Ku tepuk pundaknya. Aku terlonjak kaget hingga terpental ke tembok.
"Se-setaaan!!" Kenapa tubuhku susah digerakkan.
Bukan Parni atau Sundari, melainkan hantu Dewi Kantil yang kutemui. Wajahnya menyeramkan di penuhi darah dan belatung. Tawanya melengking seram sekali.

"Hi-hi-hi-hi... jangan takut, Mas."

Lidahku terasa kelu. Aku ingin memanggil Parni, tapi suaraku tercekat seolah telah membeku.

"Mas ... bukalah matamu, jangan terpejam begitu," ucap Sundari lembut.

Aku membuka mata. Benar, Sundari. Apa tadi aku salah lihat?

"Tadi siapa, Sundari?" tanyaku lirih.

"Tadi adalah Dewi Kantil yang ingin membunuhmu. Dia adalah musuhku. Aku sudah mengusirnya. Ayo ikut ke istanaku," ajak Sundari lembut.

Aku mendekat. Antara berani dan tidak. Takutnya Sundari yang ini adalah Dewi Kantil.

"Pejamkan matamu," perintahnya.

Mataku terpejam. Setelah terbuka, seketika aku sudah berada di istana zaman kuno. Kami sudah berada di atas tempat tidur berhiaskan kelopak bunga mawar merah.

Sundari begitu cantik. Digerainya rambut hitam panjang yang tergelung tusuk konde emas.

Madu cinta kembali kuteguk bersama Sundari. Benar-benar malam yang indah.
**
Beberapa ekor lalat hinggap di wajahku. Aku terbangun lalu mengucek ke dua mataku. Sungguh kaget bukan kepalang. Tubuhku dipenuhi tanah liat kotor. Mataku menatap ke sekeliling. Deretan batu-batu nisan menyeramkan seolah menertawakan keadaanku. Susah payah segera ku bangkit berdiri dan lari terbirit-birit.

"Bapak dari mana saja?" Parni nampak panik melihat kondisiku yang acak-acakan. Bajuku juga kotor.

"Mungkin aku ngelindur semalam, jadinya bangun-bangun sudah di tengah kuburan," ucapku lemas.

Aku menuju kamar mandi lalu mengguyur tubuhku.
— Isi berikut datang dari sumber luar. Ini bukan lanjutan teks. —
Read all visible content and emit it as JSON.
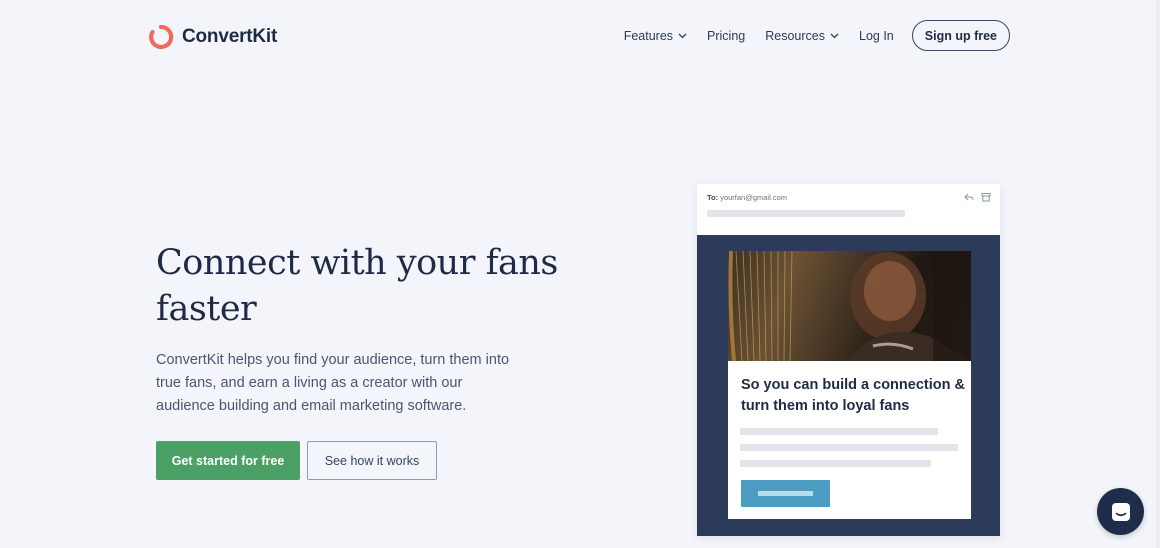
{
  "brand": {
    "name": "ConvertKit",
    "color": "#ef6b5b"
  },
  "nav": {
    "items": [
      {
        "label": "Features",
        "has_dropdown": true
      },
      {
        "label": "Pricing",
        "has_dropdown": false
      },
      {
        "label": "Resources",
        "has_dropdown": true
      },
      {
        "label": "Log In",
        "has_dropdown": false
      }
    ],
    "signup_label": "Sign up free"
  },
  "hero": {
    "title": "Connect with your fans faster",
    "subtitle": "ConvertKit helps you find your audience, turn them into true fans, and earn a living as a creator with our audience building and email marketing software.",
    "primary_cta": "Get started for free",
    "secondary_cta": "See how it works",
    "primary_color": "#4ba066"
  },
  "email_preview": {
    "to_label": "To:",
    "to_address": "yourfan@gmail.com",
    "headline": "So you can build a connection & turn them into loyal fans",
    "icons": [
      "reply-icon",
      "archive-icon"
    ]
  },
  "chat": {
    "icon": "chat-icon"
  }
}
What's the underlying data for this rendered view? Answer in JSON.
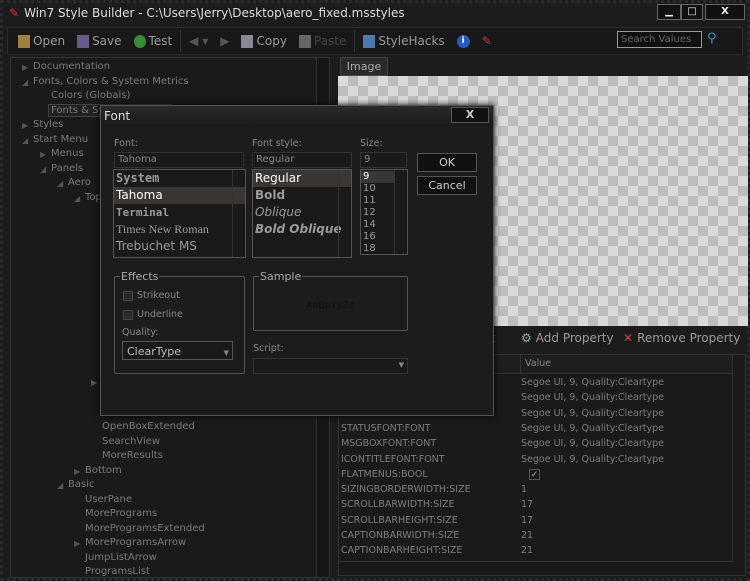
{
  "window": {
    "title": "Win7 Style Builder - C:\\Users\\Jerry\\Desktop\\aero_fixed.msstyles",
    "minimize": "▁",
    "maximize": "□",
    "close": "X"
  },
  "toolbar": {
    "open": "Open",
    "save": "Save",
    "test": "Test",
    "copy": "Copy",
    "paste": "Paste",
    "stylehacks": "StyleHacks",
    "search_placeholder": "Search Values"
  },
  "tree": {
    "items": [
      {
        "label": "Documentation"
      },
      {
        "label": "Fonts, Colors & System Metrics"
      },
      {
        "label": "Colors (Globals)"
      },
      {
        "label": "Fonts & System Metrics"
      },
      {
        "label": "Styles"
      },
      {
        "label": "Start Menu"
      },
      {
        "label": "Menus"
      },
      {
        "label": "Panels"
      },
      {
        "label": "Aero"
      },
      {
        "label": "Top"
      },
      {
        "label": "OpenBoxExtended"
      },
      {
        "label": "SearchView"
      },
      {
        "label": "MoreResults"
      },
      {
        "label": "Bottom"
      },
      {
        "label": "Basic"
      },
      {
        "label": "UserPane"
      },
      {
        "label": "MorePrograms"
      },
      {
        "label": "MoreProgramsExtended"
      },
      {
        "label": "MoreProgramsArrow"
      },
      {
        "label": "JumpListArrow"
      },
      {
        "label": "ProgramsList"
      }
    ]
  },
  "image_tab": "Image",
  "properties": {
    "export_partial": "ort",
    "add": "Add Property",
    "remove": "Remove Property",
    "value_header": "Value",
    "rows": [
      {
        "name": "",
        "value": "Segoe UI, 9, Quality:Cleartype"
      },
      {
        "name": "",
        "value": "Segoe UI, 9, Quality:Cleartype"
      },
      {
        "name": "",
        "value": "Segoe UI, 9, Quality:Cleartype"
      },
      {
        "name": "STATUSFONT:FONT",
        "value": "Segoe UI, 9, Quality:Cleartype"
      },
      {
        "name": "MSGBOXFONT:FONT",
        "value": "Segoe UI, 9, Quality:Cleartype"
      },
      {
        "name": "ICONTITLEFONT:FONT",
        "value": "Segoe UI, 9, Quality:Cleartype"
      },
      {
        "name": "FLATMENUS:BOOL",
        "value": "✓"
      },
      {
        "name": "SIZINGBORDERWIDTH:SIZE",
        "value": "1"
      },
      {
        "name": "SCROLLBARWIDTH:SIZE",
        "value": "17"
      },
      {
        "name": "SCROLLBARHEIGHT:SIZE",
        "value": "17"
      },
      {
        "name": "CAPTIONBARWIDTH:SIZE",
        "value": "21"
      },
      {
        "name": "CAPTIONBARHEIGHT:SIZE",
        "value": "21"
      }
    ]
  },
  "font_dialog": {
    "title": "Font",
    "close": "X",
    "font_label": "Font:",
    "font_value": "Tahoma",
    "fonts": [
      "System",
      "Tahoma",
      "Terminal",
      "Times New Roman",
      "Trebuchet MS"
    ],
    "style_label": "Font style:",
    "style_value": "Regular",
    "styles": [
      "Regular",
      "Bold",
      "Oblique",
      "Bold Oblique"
    ],
    "size_label": "Size:",
    "size_value": "9",
    "sizes": [
      "9",
      "10",
      "11",
      "12",
      "14",
      "16",
      "18"
    ],
    "ok": "OK",
    "cancel": "Cancel",
    "effects": "Effects",
    "strikeout": "Strikeout",
    "underline": "Underline",
    "quality_label": "Quality:",
    "quality_value": "ClearType",
    "sample": "Sample",
    "sample_text": "AaBbYyZz",
    "script_label": "Script:",
    "script_value": ""
  }
}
Aku menemukan bekas gigitan pada beberapa bagian tubuhku. Bahkan ada luka lebam membiru di sekitar pangkal paha. Rasanya pedih sekali. Ini lah resikonya bercinta dengan setan yang liar.

"Sundari, jangan kau bawa aku ke sana lagi. atau aku ceraikan kamu!" gumamku saat mandi.
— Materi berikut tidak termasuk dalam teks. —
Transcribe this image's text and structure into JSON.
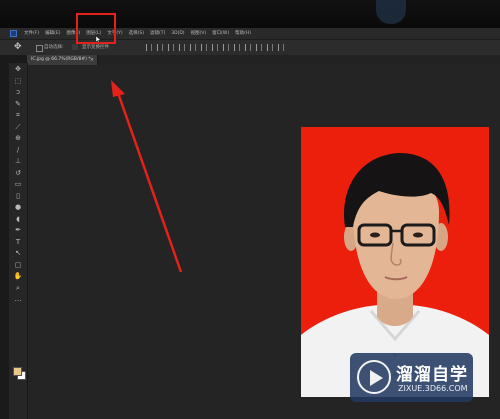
{
  "app": {
    "menu_items": [
      "文件(F)",
      "编辑(E)",
      "图像(I)",
      "图层(L)",
      "文字(Y)",
      "选择(S)",
      "滤镜(T)",
      "3D(D)",
      "视图(V)",
      "窗口(W)",
      "帮助(H)"
    ],
    "highlighted_menu": "图层(L)",
    "accent_color": "#e4221b"
  },
  "options_bar": {
    "auto_select_label": "自动选择:",
    "show_transform_label": "显示变换控件"
  },
  "document": {
    "tab_label": "IC.jpg @ 66.7%(RGB/8#) *",
    "tab_close": "×",
    "photo_background_color": "#ec1f0d"
  },
  "tools": [
    "move-icon",
    "marquee-icon",
    "lasso-icon",
    "quick-select-icon",
    "crop-icon",
    "eyedropper-icon",
    "healing-icon",
    "brush-icon",
    "stamp-icon",
    "history-brush-icon",
    "eraser-icon",
    "gradient-icon",
    "blur-icon",
    "dodge-icon",
    "pen-icon",
    "type-icon",
    "path-select-icon",
    "shape-icon",
    "hand-icon",
    "zoom-icon"
  ],
  "watermark": {
    "title": "溜溜自学",
    "subtitle": "ZIXUE.3D66.COM",
    "brand_color": "#223a61"
  }
}
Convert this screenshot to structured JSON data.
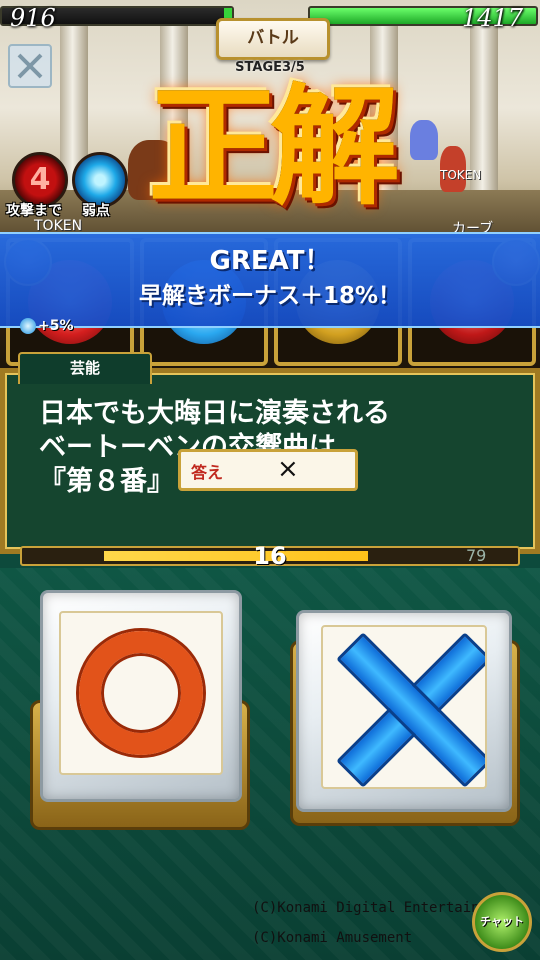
{
  "hud": {
    "player_hp": "916",
    "enemy_hp": "1417",
    "battle_label": "バトル",
    "stage": "STAGE3/5"
  },
  "effects": {
    "result_text": "正解",
    "great_title": "GREAT！",
    "great_subtitle": "早解きボーナス＋18%！"
  },
  "status": {
    "attack_countdown": "4",
    "attack_label": "攻撃まで",
    "weak_label": "弱点",
    "token_left": "TOKEN",
    "token_right": "TOKEN",
    "enemy_name": "カーブ",
    "buff": "+5%"
  },
  "question": {
    "category": "芸能",
    "lines": [
      "日本でも大晦日に演奏される",
      "ベートーベンの交響曲は",
      "『第８番』"
    ],
    "answer_label": "答え",
    "answer_value": "×"
  },
  "timer": {
    "remaining": "16",
    "total": "79",
    "fill_fraction": 0.66
  },
  "choices": {
    "true_icon": "circle-maru-icon",
    "false_icon": "cross-batsu-icon"
  },
  "footer": {
    "copyright_1": "(C)Konami Digital Entertainment",
    "copyright_2": "(C)Konami Amusement",
    "chat_label": "チャット"
  },
  "colors": {
    "board_green": "#15452f",
    "gold_frame": "#c9a23a",
    "circle_orange": "#e2531a",
    "cross_blue": "#2f9bf0",
    "banner_blue": "#1e5ad0"
  }
}
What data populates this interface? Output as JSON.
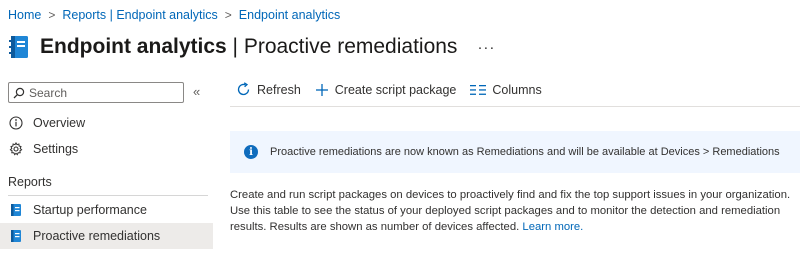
{
  "breadcrumb": [
    {
      "label": "Home"
    },
    {
      "label": "Reports | Endpoint analytics"
    },
    {
      "label": "Endpoint analytics"
    }
  ],
  "header": {
    "title_main": "Endpoint analytics",
    "title_separator": " | ",
    "title_sub": "Proactive remediations",
    "more_label": "···"
  },
  "sidebar": {
    "search_placeholder": "Search",
    "collapse_icon": "«",
    "items": [
      {
        "label": "Overview",
        "icon": "info-circle-icon"
      },
      {
        "label": "Settings",
        "icon": "gear-icon"
      }
    ],
    "section_label": "Reports",
    "report_items": [
      {
        "label": "Startup performance",
        "icon": "report-icon",
        "selected": false
      },
      {
        "label": "Proactive remediations",
        "icon": "report-icon",
        "selected": true
      }
    ]
  },
  "toolbar": {
    "refresh_label": "Refresh",
    "create_label": "Create script package",
    "columns_label": "Columns"
  },
  "info_banner": {
    "text": "Proactive remediations are now known as Remediations and will be available at Devices > Remediations"
  },
  "description": {
    "text": "Create and run script packages on devices to proactively find and fix the top support issues in your organization. Use this table to see the status of your deployed script packages and to monitor the detection and remediation results. Results are shown as number of devices affected. ",
    "link": "Learn more."
  },
  "colors": {
    "accent": "#0067b8",
    "info_bg": "#f0f6ff",
    "selected_bg": "#edebe9"
  }
}
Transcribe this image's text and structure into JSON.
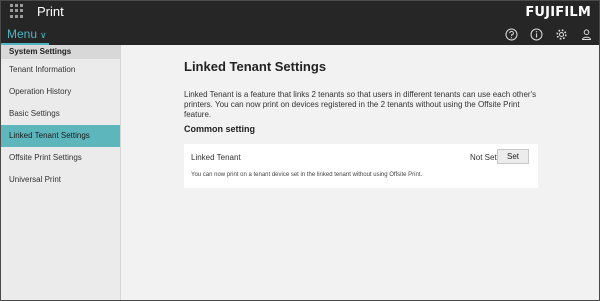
{
  "header": {
    "app_title": "Print",
    "brand": "FUJIFILM",
    "menu_label": "Menu",
    "icons": [
      "apps-grid-icon",
      "help-icon",
      "info-icon",
      "gear-icon",
      "user-icon"
    ]
  },
  "sidebar": {
    "section_title": "System Settings",
    "items": [
      {
        "label": "Tenant Information",
        "active": false
      },
      {
        "label": "Operation History",
        "active": false
      },
      {
        "label": "Basic Settings",
        "active": false
      },
      {
        "label": "Linked Tenant Settings",
        "active": true
      },
      {
        "label": "Offsite Print Settings",
        "active": false
      },
      {
        "label": "Universal Print",
        "active": false
      }
    ]
  },
  "main": {
    "title": "Linked Tenant Settings",
    "description": "Linked Tenant is a feature that links 2 tenants so that users in different tenants can use each other's printers. You can now print on devices registered in the 2 tenants without using the Offsite Print feature.",
    "section_title": "Common setting",
    "setting": {
      "label": "Linked Tenant",
      "status": "Not Set",
      "button_label": "Set",
      "hint": "You can now print on a tenant device set in the linked tenant without using Offsite Print."
    }
  },
  "colors": {
    "topbar": "#262626",
    "accent": "#5eb6bd",
    "menu_accent": "#4fb4c4"
  }
}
Tiba-tiba muncul bayangan wajah Sundari dalam cermin. Dia tersenyum.

"Itu adalah istanaku di dunia ghaib, Mas. Lain kali aku akan mengembalikanmu ke kamar. Tapi ingat, jangan sampai kau menghabiskan malam dengan Parni!" gertaknya.
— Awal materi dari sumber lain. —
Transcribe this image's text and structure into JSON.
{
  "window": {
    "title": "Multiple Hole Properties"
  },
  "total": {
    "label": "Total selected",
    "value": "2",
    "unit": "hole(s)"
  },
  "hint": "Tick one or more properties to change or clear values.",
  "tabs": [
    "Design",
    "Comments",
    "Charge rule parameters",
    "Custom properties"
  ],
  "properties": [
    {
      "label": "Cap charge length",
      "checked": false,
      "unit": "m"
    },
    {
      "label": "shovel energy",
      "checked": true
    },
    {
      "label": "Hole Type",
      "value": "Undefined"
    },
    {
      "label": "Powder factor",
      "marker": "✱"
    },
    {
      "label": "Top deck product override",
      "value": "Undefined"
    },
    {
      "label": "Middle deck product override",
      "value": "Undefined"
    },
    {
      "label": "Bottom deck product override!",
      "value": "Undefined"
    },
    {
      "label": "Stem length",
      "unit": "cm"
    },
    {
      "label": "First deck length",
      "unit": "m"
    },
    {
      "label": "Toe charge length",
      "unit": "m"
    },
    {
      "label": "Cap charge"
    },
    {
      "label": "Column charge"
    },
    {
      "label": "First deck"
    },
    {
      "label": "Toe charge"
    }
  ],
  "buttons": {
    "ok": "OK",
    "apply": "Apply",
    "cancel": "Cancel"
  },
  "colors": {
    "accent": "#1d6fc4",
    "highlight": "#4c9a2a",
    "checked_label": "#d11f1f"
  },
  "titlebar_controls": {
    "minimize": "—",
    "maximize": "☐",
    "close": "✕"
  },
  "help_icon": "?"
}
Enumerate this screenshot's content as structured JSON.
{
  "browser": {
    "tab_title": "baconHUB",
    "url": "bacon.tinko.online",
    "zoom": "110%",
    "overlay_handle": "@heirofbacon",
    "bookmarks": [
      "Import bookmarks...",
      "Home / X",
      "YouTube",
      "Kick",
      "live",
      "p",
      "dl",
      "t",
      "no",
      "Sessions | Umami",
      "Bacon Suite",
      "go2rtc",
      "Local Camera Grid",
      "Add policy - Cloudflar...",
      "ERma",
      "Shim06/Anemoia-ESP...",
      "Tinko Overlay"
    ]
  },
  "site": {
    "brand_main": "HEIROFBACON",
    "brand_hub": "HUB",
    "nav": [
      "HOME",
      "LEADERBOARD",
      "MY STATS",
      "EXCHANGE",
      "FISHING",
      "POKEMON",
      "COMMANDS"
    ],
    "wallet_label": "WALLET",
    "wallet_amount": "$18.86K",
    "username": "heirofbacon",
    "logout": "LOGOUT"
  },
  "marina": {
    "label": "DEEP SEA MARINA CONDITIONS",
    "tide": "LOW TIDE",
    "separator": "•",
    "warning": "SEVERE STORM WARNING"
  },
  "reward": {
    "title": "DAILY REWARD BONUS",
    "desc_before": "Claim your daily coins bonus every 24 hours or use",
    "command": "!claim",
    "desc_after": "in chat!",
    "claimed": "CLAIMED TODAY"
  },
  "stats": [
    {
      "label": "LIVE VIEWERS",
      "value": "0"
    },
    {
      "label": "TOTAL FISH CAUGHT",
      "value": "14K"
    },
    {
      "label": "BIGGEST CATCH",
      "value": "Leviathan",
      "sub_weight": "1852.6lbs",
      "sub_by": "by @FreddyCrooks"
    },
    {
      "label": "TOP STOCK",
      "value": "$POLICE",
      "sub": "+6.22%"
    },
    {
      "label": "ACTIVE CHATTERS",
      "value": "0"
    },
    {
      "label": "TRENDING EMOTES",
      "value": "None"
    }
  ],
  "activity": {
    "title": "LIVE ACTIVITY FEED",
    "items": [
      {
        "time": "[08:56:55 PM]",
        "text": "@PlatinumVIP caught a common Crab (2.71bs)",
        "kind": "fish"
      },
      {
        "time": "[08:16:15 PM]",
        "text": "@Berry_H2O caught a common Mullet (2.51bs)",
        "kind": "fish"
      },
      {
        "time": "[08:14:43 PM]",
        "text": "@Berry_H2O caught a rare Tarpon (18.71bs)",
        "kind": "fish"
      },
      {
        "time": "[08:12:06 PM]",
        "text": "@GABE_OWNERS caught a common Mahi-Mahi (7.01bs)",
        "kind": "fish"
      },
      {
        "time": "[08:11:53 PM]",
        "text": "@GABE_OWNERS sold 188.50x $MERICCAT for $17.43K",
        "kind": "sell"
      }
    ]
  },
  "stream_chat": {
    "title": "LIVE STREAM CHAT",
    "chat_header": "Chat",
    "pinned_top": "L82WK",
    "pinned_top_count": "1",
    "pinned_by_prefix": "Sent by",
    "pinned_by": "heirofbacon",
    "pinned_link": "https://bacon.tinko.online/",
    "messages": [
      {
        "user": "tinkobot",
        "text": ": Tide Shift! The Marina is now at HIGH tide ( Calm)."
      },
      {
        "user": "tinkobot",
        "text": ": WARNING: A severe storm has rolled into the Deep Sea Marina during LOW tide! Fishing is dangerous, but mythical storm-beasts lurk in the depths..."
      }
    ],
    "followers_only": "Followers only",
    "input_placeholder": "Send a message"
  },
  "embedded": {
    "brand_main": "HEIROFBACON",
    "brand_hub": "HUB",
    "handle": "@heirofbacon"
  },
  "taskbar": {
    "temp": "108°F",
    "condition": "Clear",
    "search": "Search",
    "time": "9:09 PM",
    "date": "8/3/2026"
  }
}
"Parni adalah istriku. Aku wajib memberikanya kasih sayang. Jangan larang aku melakukanya."

Wajah Sundari tiba-tiba menyeramkan. Aku segera mengalihkan pandanganku untuk mengambil handuk.

"Sudahlah. Jangan marah-marah, nanti jelek," celetukku sambil berlalu.

Tarr!! Tiba-tiba cermin pecah berceceran. Sundari marah. Tak kuhiraukan dia dan buru-buru keluar.